“I owe you an apology…” I said. He asked “Why?” while laughing. And as my fingers began to type and I tried to explain everything that been going through my head in the past 48 hours, I realized how ridiculous I sounded.
But the truth was it might have been ridiculous, but they were still things worrying me. They were still thoughts keeping me up.
And as I tried to explain all of it logically, I came to this realization that nothing about my anxiety is logical.
Anxiety plants these black seeds of doubt in my mind, making me question everyone and everything. It makes me doubt really good people because anxiety tells me they aren’t. Anxiety tells me, “You should wonder if they are lying.” Anxiety tells me, “You’ve done something wrong.” Anxiety is what makes me question my self-worth, not people. Anxiety makes up these scenarios in my head and I have no choice but to follow the destructive path it will lead me down.
Next thing I know, I’m apologizing for something that didn’t even cross someone’s mind, but my overanalytical skills think it’s something.
Anxiety creates solutions to things that aren’t even problems — except in my head.
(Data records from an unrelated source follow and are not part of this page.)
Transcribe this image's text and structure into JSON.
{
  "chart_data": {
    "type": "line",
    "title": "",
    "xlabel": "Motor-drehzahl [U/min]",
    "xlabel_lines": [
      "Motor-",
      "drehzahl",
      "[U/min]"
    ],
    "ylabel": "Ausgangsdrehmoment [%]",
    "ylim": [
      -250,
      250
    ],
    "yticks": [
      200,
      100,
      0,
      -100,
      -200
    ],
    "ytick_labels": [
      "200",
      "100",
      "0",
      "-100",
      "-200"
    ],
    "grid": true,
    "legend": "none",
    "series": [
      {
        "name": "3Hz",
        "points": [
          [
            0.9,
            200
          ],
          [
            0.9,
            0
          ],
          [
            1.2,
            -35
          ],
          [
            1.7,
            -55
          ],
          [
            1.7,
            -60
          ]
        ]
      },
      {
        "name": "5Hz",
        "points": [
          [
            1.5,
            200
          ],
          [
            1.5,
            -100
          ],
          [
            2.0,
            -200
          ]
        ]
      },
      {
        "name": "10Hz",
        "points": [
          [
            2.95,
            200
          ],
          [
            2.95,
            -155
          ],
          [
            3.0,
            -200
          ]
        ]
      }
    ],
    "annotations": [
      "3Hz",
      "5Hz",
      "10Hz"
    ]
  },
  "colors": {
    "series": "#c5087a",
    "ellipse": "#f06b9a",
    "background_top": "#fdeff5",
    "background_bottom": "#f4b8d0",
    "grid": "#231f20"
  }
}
Anxiety makes me feel like I have to apologize for everything.
Apologize for thinking too much.
Apologize for talking too much.
Apologize for texting too much.
Apologize for trying entirely too hard.
Apologize for caring too much.
Apologize for showing it.
Apologize for coming on too strong, if I did.
Apologize for the fact I apologized.
Anxiety makes me feel guilty for being myself because I constantly wonder if people are going to take something I’ve said or done the wrong way.
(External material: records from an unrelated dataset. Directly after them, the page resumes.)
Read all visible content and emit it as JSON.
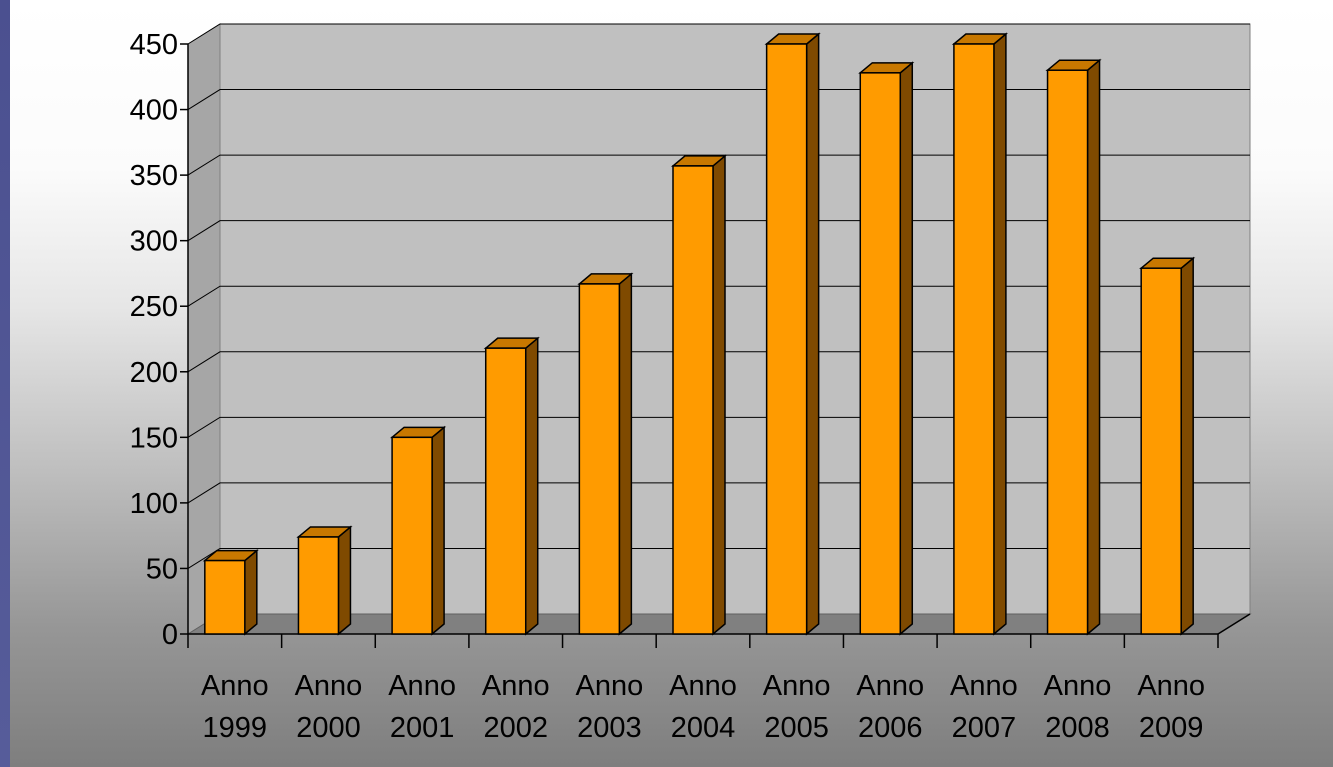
{
  "chart_data": {
    "type": "bar",
    "style": "3d-column",
    "categories": [
      "Anno 1999",
      "Anno 2000",
      "Anno 2001",
      "Anno 2002",
      "Anno 2003",
      "Anno 2004",
      "Anno 2005",
      "Anno 2006",
      "Anno 2007",
      "Anno 2008",
      "Anno 2009"
    ],
    "category_lines": [
      [
        "Anno",
        "1999"
      ],
      [
        "Anno",
        "2000"
      ],
      [
        "Anno",
        "2001"
      ],
      [
        "Anno",
        "2002"
      ],
      [
        "Anno",
        "2003"
      ],
      [
        "Anno",
        "2004"
      ],
      [
        "Anno",
        "2005"
      ],
      [
        "Anno",
        "2006"
      ],
      [
        "Anno",
        "2007"
      ],
      [
        "Anno",
        "2008"
      ],
      [
        "Anno",
        "2009"
      ]
    ],
    "values": [
      56,
      74,
      150,
      218,
      267,
      357,
      450,
      428,
      450,
      430,
      279
    ],
    "title": "",
    "xlabel": "",
    "ylabel": "",
    "ylim": [
      0,
      450
    ],
    "yticks": [
      0,
      50,
      100,
      150,
      200,
      250,
      300,
      350,
      400,
      450
    ],
    "grid": true,
    "legend": "none",
    "colors": {
      "bar_front": "#ff9b00",
      "bar_top": "#c87800",
      "bar_side": "#7f4a00",
      "wall": "#c0c0c0",
      "floor": "#808080",
      "outline": "#000000"
    }
  }
}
Then I beat myself up over the, “What if” scenario.
It’s hard enough accepting who you are and embracing it when the world rejects everything about you. Everyone knows that battle. Everyone has fought it at some point.
But it’s harder when it’s you vs. yourself, in an internal battle that’s all in your head, a battle you want so desperately to control.
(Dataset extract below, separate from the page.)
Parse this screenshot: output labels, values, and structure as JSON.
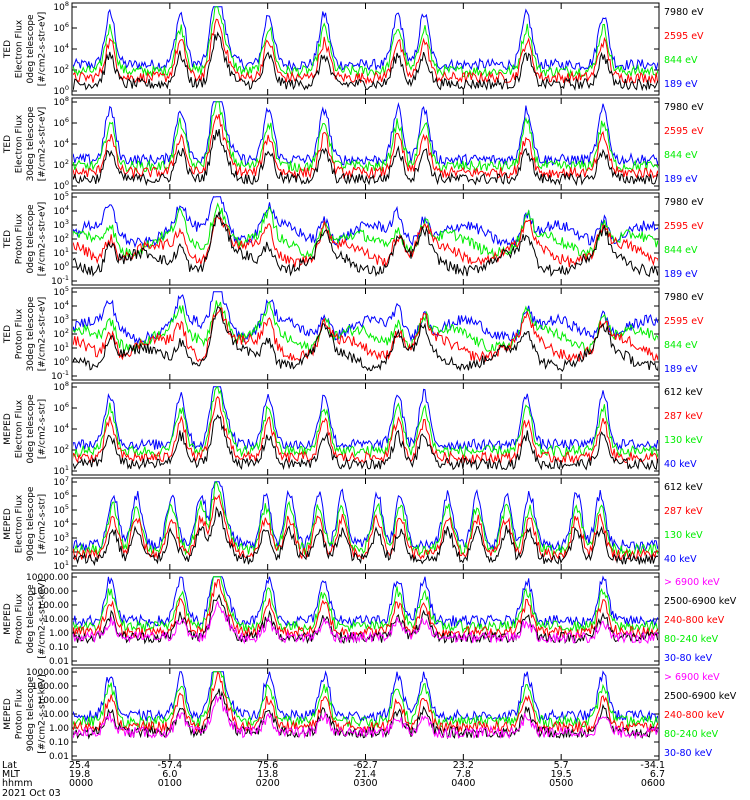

You try to control something that’s been controlling you for as long as you remember.
It’s every person I doubt when I shouldn’t.
It’s every worse case scenario that never comes to life.
It’s ruining things before they begin because in my mind I’ve already said or done something to end it. Or I will say or do something eventually.
Anxiety makes me look at my reflection and question everything I see.
Anxiety makes me want to hide who I am because I truly hate it sometimes.
I hate staring at a phone wondering why someone hasn’t answered and rereading every word to my previous text and wondering what they are thinking.
I hate wondering if I’ve done something in the past because anxiety doesn’t let me forget my mistakes.
It brings them up every so often, reminding me of the time I messed up. And even when people have forgiven me, I still haven’t forgiven myself, regardless of how much time has passed. Anxiety makes me want to say sorry a hundred times just so the person knows.
I hate staying up at night questioning things I’ve done in the past and worrying about things that haven’t happened in the future.
I hate always worrying about things.
I hate being out in public because I’m in my own world sometimes. Physically I’m there, but in my head, I’m not.
I hate the moments when I need to break down, only it isn’t the appropriate time to.
And I hate not knowing when something really little will set me off.
I hate the anxiety of being late even though I know everyone said not to get there on time.
I hate the worrying what people think because as much as I try and play like I don’t care, I really do.
Anxiety tells me no one likes me and here are 50 reasons why.
Anxiety makes me want to apologize for all of these things.
And when you first meet me, you won’t notice this is what I’m like.
I’ll hide it behind nail biting and tapping and excuse myself in public. I’ll hide it by listening instead of speaking. I’ll hide it behind a busy schedule and always doing things. The truth is if I’m busy I’m not thinking too much about anything other than the task at hand. At first, I’ll do everything to hide it.
Hide the fact it took me 30 minutes to make a decision weighing out every pro and con. Hide the fact it takes me two hours to get ready because in my head everything looks awful on me and anxiety tells me so. Hide the fact I have minor panic attacks if I’m late to something or if I’ve overslept. And how something so little can change a day that’s hasn’t even begun yet.
I’ll hide the fact I’m exhausted because I didn’t sleep last night thinking about something that may never happen.
And as you get to know me, you’ll begin to see how much anxiety plays a major role in my life.
And when you realize the truth, you’ll realize what I’ve had to live with most of my life. I’ll apologize for being this type of person.
I’ll apologize if it’s something you can’t second-hand deal with because there are times I can’t deal with it myself.
But at the same time, I can’t change it.
At the same time, I know I’m always going to live with this thing that dictates a lot of my life.
So I’ll always say sorry.
I’ll be sorry for the things I do and the things I don’t. But through your acceptance and understanding of something I’m still struggling to understand myself, comes a love for you and all you are.
Only lately I’ve begun to realize, you don’t have to love everything about yourself before someone else does. Sometimes it takes someone loving those bits of yourself you reject, sometimes it takes hearing someone say it’s OK to be like this. It’s only then you begin to accept yourself for all you are but more than you realize, you don’t have to be sorry.